Also, the Oracle Enterprise Manager Cluster Database Performance page provides a quick glimpse of the performance statistics for a database. Statistics are rolled up across all the instances in the cluster database in charts. Using the links next to the charts, you can get more specific information and perform any of the following tasks:
Identify the causes of performance issues.
Decide whether resources need to be added or redistributed.
Tune your SQL plan and schema for better optimization.
Resolve performance issues
The charts on the Cluster Database Performance page include the following:
Chart for Cluster Host Load Average: The Cluster Host Load Average chart in the Cluster Database Performance page shows potential problems that are outside the database. The chart shows maximum, average, and minimum load values for available nodes in the cluster for the previous hour.
Chart for Global Cache Block Access Latency: Each cluster database instance has its own buffer cache in its System Global Area (SGA). Using Cache Fusion, Oracle RAC environments logically combine each instance's buffer cache to enable the database instances to process data as if the data resided on a logically combined, single cache.
Chart for Average Active Sessions: The Average Active Sessions chart in the Cluster Database Performance page shows potential problems inside the database. Categories, called wait classes, show how much of the database is using a resource, such as CPU or disk I/O. Comparing CPU time to wait time helps to determine how much of the response time is consumed with useful work rather than waiting for resources that are potentially held by other processes.
Chart for Database Throughput: The Database Throughput charts summarize any resource contention that appears in the Average Active Sessions chart, and also show how much work the database is performing on behalf of the users or applications. The Per Second view shows the number of transactions compared to the number of logons, and the amount of physical reads compared to the redo size per second. The Per Transaction view shows the amount of physical reads compared to the redo size per transaction. Logons is the number of users that are logged on to the database.
In addition, the Top Activity drill down menu on the Cluster Database Performance page enables you to see the activity by wait events, services, and instances. Plus, you can see the details about SQL/sessions by going to a prior point in time by moving the slider on the chart.
For example, the Cluster Database Performance page provides a quick glimpse of the performance statistics for an Oracle RAC database. Statistics are rolled up across all of the instances in the cluster database so that users can identify performance issues without going through all the instances. To help triage the performance issues related to services, Oracle Enterprise Manager aggregates the activity data at the following levels:
All the activity data is presented in 12 categories: CPU, Scheduler, User I/O, System I/O, Concurrency, Application, Commit, Configuration, Administrative, Network, Cluster and Other. The data presented is rolled up from all of the running instances.
All the activity data is rolled up for each service.

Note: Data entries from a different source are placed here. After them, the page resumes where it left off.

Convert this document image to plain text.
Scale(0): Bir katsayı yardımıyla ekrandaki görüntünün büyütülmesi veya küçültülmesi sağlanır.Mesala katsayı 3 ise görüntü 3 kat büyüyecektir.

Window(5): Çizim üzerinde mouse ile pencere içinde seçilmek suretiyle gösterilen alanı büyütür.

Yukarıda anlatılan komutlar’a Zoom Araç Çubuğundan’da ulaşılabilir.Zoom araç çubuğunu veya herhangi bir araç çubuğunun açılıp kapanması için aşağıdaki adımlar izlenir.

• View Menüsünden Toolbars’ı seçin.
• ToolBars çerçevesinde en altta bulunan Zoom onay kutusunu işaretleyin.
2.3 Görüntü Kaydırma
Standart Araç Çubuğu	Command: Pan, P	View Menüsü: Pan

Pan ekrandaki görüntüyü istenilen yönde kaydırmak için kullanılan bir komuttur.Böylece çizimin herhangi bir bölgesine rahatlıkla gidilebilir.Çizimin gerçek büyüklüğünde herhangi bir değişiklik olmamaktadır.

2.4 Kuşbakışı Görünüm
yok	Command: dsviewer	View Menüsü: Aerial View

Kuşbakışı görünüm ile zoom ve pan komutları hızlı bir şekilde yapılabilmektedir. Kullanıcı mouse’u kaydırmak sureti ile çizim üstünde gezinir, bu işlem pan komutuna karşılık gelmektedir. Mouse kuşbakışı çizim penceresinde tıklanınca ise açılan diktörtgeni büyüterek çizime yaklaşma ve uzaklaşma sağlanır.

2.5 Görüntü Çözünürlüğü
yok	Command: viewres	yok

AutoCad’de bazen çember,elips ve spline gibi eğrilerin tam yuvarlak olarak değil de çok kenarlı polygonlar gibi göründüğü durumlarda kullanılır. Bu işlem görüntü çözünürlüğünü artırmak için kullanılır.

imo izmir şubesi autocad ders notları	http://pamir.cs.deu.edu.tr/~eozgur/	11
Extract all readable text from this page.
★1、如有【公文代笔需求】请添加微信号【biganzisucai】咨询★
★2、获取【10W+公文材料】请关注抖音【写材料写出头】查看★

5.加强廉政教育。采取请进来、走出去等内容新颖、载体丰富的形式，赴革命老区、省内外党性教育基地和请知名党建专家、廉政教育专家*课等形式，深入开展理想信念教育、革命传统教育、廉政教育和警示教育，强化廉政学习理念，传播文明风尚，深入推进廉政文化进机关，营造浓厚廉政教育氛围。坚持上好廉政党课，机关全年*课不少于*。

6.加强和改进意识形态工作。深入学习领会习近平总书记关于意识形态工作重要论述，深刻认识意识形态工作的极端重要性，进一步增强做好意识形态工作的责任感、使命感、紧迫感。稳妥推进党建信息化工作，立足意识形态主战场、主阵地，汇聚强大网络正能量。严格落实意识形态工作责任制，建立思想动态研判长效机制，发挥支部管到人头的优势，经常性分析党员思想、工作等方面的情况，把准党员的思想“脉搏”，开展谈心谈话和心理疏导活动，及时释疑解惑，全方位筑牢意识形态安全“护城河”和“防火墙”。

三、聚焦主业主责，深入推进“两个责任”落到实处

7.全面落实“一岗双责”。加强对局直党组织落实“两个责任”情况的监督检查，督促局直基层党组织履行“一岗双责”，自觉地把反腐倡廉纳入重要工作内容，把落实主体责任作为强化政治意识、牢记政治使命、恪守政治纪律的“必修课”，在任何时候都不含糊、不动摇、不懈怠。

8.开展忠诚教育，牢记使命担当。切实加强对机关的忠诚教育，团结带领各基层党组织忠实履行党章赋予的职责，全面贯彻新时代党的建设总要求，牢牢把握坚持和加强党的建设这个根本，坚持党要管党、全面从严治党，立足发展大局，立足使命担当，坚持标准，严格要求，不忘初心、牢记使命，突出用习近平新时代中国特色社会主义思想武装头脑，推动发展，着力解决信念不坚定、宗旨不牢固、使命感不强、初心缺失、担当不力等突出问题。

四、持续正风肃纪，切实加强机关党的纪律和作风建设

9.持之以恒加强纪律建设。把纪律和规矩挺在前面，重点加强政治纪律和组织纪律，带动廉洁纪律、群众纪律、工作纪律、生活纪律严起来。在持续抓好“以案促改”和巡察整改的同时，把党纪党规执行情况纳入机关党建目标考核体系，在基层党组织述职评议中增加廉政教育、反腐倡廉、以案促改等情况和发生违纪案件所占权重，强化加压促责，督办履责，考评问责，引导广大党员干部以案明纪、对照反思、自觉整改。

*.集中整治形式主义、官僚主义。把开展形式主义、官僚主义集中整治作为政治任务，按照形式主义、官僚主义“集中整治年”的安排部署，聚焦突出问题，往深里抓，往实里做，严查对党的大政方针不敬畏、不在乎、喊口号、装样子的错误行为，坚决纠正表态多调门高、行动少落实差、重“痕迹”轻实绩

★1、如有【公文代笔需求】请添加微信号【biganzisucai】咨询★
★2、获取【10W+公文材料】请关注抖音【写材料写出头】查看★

When the activity data is presented in this way, it is easy to identify which service is most active, and needs more analysis.
As a similar effort, the activity data is rolled up for each instance, if services are not the interested ones.
The aggregates are provided on the pages where the activity data is presented including: Database Performance Page, Top Activity Page, Wait Details Page and Service Details Page.
All single-instance tuning practices for Oracle Database apply to Oracle RAC databases. Therefore, implement the single-instance tuning methodologies described in the Oracle Database 2 Day + Performance Tuning Guide and the Oracle Database Performance Tuning Guide.
The interconnect and internode communication protocols can affect Cache Fusion performance. In addition, the interconnect bandwidth, its latency, and the efficiency of the IPC protocol determine the speed with which Cache Fusion processes block transfers.
To verify the interconnect settings, query the V$CLUSTER_INTERCONNECTS
and the V$CONFIGURED_INTERCONNECTS
. For example:
Example 11-1 Verify Interconnect Settings with V$CLUSTER_INTERCONNECTS
SQL> SELECT * FROM V$CLUSTER_INTERCONNECTS; NAME IP_ADDRESS IS_ SOURCE --------------- ---------------- --- ------------------------------- eth2 10.137.20.181 NO Oracle Cluster Repository
Example 11-2 Verify Interconnect Settings with V$CONFIGURED_INTERCONNECTS
SQL> SELECT * FROM V$CONFIGURED_INTERCONNECTS; NAME IP_ADDRESS IS_ SOURCE --------------- ---------------- --- ------------------------------- eth2 10.137.20.181 NO Oracle Cluster Repository eth0 10.137.8.225 YES Oracle Cluster Repository SQL> DESC V$CONFIGURED_INTERCONNECTS Name Null? Type ----------------------------------------- -------- ---------------------------- NAME VARCHAR2(15) IP_ADDRESS VARCHAR2(16) IS_PUBLIC VARCHAR2(3) SOURCE VARCHAR2(31)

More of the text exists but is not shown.